Transitions
The toughest changes in life seem to come from nowhere, to happen abruptly, kicking us into some strange future. Luckily, most changes aren't tough in this way because one thing leads to another, which leads to another, etc. and we can look back and figure out the why and the how of it, and the universe seems to have a sense of order.
But I want to talk for a minute about transitions in prose, because the art of the transition is the art of the short story (one of my creative writing teachers told me this -- I can't remember who). Transitions are tricky to write, and I love them above all other devices. They transport the reader from paragraph-to-paragraph, scene-to-scene, season-to-season, and year-to-year. The transition imitates a change in time, place, or circumstance, just as fiction imitates experience. Good ones do their thing as if by magic because the reader doesn't know how they ended up somewhere new, nor do they notice that they got there.
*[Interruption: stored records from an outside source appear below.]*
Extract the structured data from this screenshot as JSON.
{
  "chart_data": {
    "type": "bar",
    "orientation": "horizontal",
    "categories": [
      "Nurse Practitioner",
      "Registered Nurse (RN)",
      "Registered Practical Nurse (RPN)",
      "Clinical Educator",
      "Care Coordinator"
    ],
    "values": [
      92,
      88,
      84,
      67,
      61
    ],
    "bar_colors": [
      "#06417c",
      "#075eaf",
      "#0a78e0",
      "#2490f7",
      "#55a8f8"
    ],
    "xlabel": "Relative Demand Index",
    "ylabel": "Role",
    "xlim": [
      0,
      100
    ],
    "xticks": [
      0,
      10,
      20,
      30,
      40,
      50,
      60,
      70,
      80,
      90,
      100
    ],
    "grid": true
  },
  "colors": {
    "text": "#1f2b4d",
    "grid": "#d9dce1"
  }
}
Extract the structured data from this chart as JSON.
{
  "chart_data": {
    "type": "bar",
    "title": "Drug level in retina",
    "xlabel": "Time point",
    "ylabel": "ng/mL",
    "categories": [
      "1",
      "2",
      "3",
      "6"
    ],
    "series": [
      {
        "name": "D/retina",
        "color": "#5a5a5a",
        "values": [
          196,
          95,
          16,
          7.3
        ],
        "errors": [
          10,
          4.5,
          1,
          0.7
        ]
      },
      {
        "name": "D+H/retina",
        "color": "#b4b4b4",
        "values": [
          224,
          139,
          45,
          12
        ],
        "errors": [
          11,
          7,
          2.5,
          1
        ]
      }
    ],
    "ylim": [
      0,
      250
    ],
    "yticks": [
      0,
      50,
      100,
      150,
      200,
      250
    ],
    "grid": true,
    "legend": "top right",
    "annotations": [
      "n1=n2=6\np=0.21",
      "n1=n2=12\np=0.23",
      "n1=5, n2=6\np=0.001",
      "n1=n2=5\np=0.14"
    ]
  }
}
Here's an example of a rough transition:
Meanwhile, back at the ranch. . .This kind of transition draws attention to itself because it's abrupt and familiar. We recognize it and we become conscious of this recognition and there goes what we'd been nurturing all along: that we were immersed in some version of life other than our own present. As a result, a bad transition is slightly "traumatic" for the reader.
Which, here: I've been reading Deborah Eisenberg's new collection called Twilight of the Superheroes, and she's killing me with her beautiful transitions. In the following excerpt, she moves us from a character's thoughts about a man who pursued her and who she withdrew from, to her thoughts about having move out of the room she's renting because the couple who rents to her will need the room for their baby:
The brilliant autumn days graded into a dazzling, glassy winter with skies like prisms, and then spring drifted down, as soft as pale linen. She painted her room a deep, mysterious blue.Most apparent in this is the pretty language. But to get deeper here, note the words that convey changes and what's ephemeral/ubiquitous, such as the past-tense verb graded, which goes so well with the word "prisms," the refraction of light, the rainbow, the gradual gradation from red to orange to yellow to green, etc. We're effectively transported through time via the seasons, but we're also transitioned into a new mood or tone because Eisenberg takes us from images that are superficial and hard (dazzling and glassy) to softer, less definite images, such as drifted, pale linen, and blue.
My purpose in telling you this (besides pointing out a skill that I admire and want you, my beloved readers, to know about) is I guess to say that if a writer puts a lot of effort into her transitions, whether or not her subject matter is easy, she's doing her utmost to love you, the reader, because no matter what she puts you through in re: imitating life, she's not about to imitate a tough change on top of that. In other words, while on one level you're reading something that imitates life, a transition has just a little less to do with the story being told and more to do with the reader's actual experience as they sit there in their easy chair or whatever, reading the story. As for me, then, I'm certianly no Deborah Eisenberg but please know that I'll do my best to demonstrate that I love you and to be attentive to your needs because your comments mean everything.